Sard was accustomed to these cheerful little exits made with the bustling manner of one with much business on hand. When Miss Aurelia wanted to evade anything——Suddenly it flashed over the girl, "Why, she's always like that, she—she—never meets anything; she wouldn't discuss it with me that morning I tried to talk with her about Colter. She has pretended all along she didn't know about Colter, and now, with Dora crying there, red-eyed while she serves the meals, she tried not to know that—why," Sard's eyes opened, "I'm old, she's young."
"I ought to be her aunt," said the young girl to herself. "I ought to be sending her in a picture hat with an organdy dress and blue sash to meet Minga."
The girl stood motionless in the center of the floor, thinking. When youth begins to think and to think clearly and hard with its brave young mind, it is time for the world to take notice—Sard frowning at the floor, spoke aloud:
"Yes—that's living Under the Law," she said slowly, "I see what Dora meant; we live under a made law, we don't build up on it, away from it, to a better law; we just live, cramped, confined, ignorant, stupid, under it—Under the Law, that's it!!!" Sard laughed a little wonderingly. "I shall meet Minga this afternoon and we will go motoring and laughing over the country roads and Dunce will come home and we'll all eat fudge and dance to the Victrola to-night, and one or two of the bunch will come in and we'll play Rookie and Cheat and Toddle Top, and then at nine o'clock Minga will want a nut sundae, and we'll all pile into a machine and slew around to Dingman's and eat sundaes and then hoot along the roads until a tire pops and we think it time to go to bed, because under the law that is our privilege.
"But in that little top room Dora will wake up and think about her brother, who, she says, is Under the Law——" Sard looked out of the open house door toward the fleur de lis and the peonies, massed purple and crimson against the silver sparkle of the river. She stood gazing at the wealth and the shimmer of spring leaves. "Why," said Sard slowly, "those laws were only made for people who haven't grown up; surely," said the girl to herself, "surely we were meant to bring out of them other, better laws; why," said Sard, a deep light came into her long eyes with their straight clear brown, "surely there are other Laws!
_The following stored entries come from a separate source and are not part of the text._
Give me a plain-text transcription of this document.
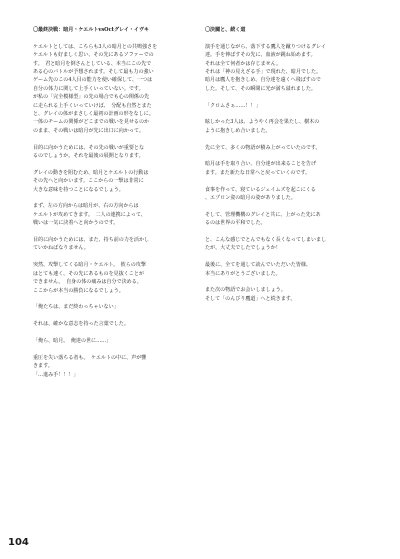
〇最終決戦：暗月・ケエルトvsOctグレイ・イヴキ

ケエルトとしては、こちらも3人の暗月との共鳴強さを

ケエルトも好ましく思い、その先にあるソファーでの

す。　君と暗月を倒さんとしている、本当にこの先で

ある心のバトルが予想されます。そして最も力の強い

ゲーム先のこの4人目の能力を使い確保して、一つは

自分の体力に関して上手くいっていない。です。

が私の「完全模様型」の先の場合でも心の関係の先

に走られる上手くいっていけば、　分配も自然とまた

と、グレイの体がまさしく最初の計画の形をなしに。

一体のチームの関係がどこまでの戦いを見せるのか

のまま、その戦いは暗月が先に出口に向かって。

目的に向かうためには、その先の戦いが重要とな

るのでしょうか。それを最後の展開となります。

グレイの動きを阻むため、暗月とケエルトの行動は

その先へと向かいます。ここからの一撃は非常に

大きな意味を持つことになるでしょう。

まず、左の方向からは暗月が、右の方向からは

ケエルトが攻めてきます。　二人の連携によって、

戦いは一気に決着へと向かうのです。

目的に向かうためには、また、持ち前の力を活かし

ていかねばなりません。

突然、攻撃してくる暗月・ケエルト。　彼らの攻撃

はとても速く、その先にあるものを見抜くことが

できません。　自身の体の痛みは自分で決める。

ここからが本当の勝負になるでしょう。

「俺たちは、まだ終わっちゃいない」

それは、確かな意志を持った言葉でした。

「俺ら、暗月。　俺達の世に……」

重圧を失い落ちる者も。　ケエルトの中に、声が響

きます。

「…進み手！！！」

〇決闘と、続く道

演手を通じながら、落下する鷹人を蹴りつけるグレイ

達。手を伸ばすその先に、血液が跳ね始めます。

それは全て何者かは存じません。

それは「神の見えざる手」で現れた、暗月でした。

暗月は鷹人を抱きしめ、自分達を遠くへ飛ばすので

した。そして、その瞬間に光が満ち溢れました。

「クロムさぁ……！！」

眩しかった3人は、ようやく再会を果たし、樹木の

ように抱きしめ合いました。

先に全て、多くの物語が積み上がっていたのです。

暗月は手を取り合い、自分達が出来ることを告げ

ます。また新たな日常へと戻っていくのです。

食事を作って、寝ているジェイムズを起こにくる

、エプロン姿の暗月の姿がありました。

そして、管理機構のグレイと共に、上がった先にあ

るのは世界の平和でした。

と、こんな感じでとんでもなく長くなってしまいまし

たが、大丈夫でしたでしょうか！

最後に、全てを通して読んでいただいた皆様、

本当にありがとうございました。

また次の物語でお会いしましょう。

そして「のんびり鷹道」へと続きます。

104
We can build above the Law, we don't need to stay Under the Law."
CHAPTER VI
MINGA'S LAWS
Minga arrived in a spasm of long thin legs, short skimpy skirt, a fluff of bobbed curls, a rather unnatural whiteness of face, lugging a suitcase, golf sticks and tennis racket with the independent gestures of an experienced baggagesmasher. It was an effect calculated to impress a girl's camp or a parcel of immigrants, but as that of the arrival of a maiden of eighteen summers at a quiet house in the little center of Willow Roads, it was hardly distinguished.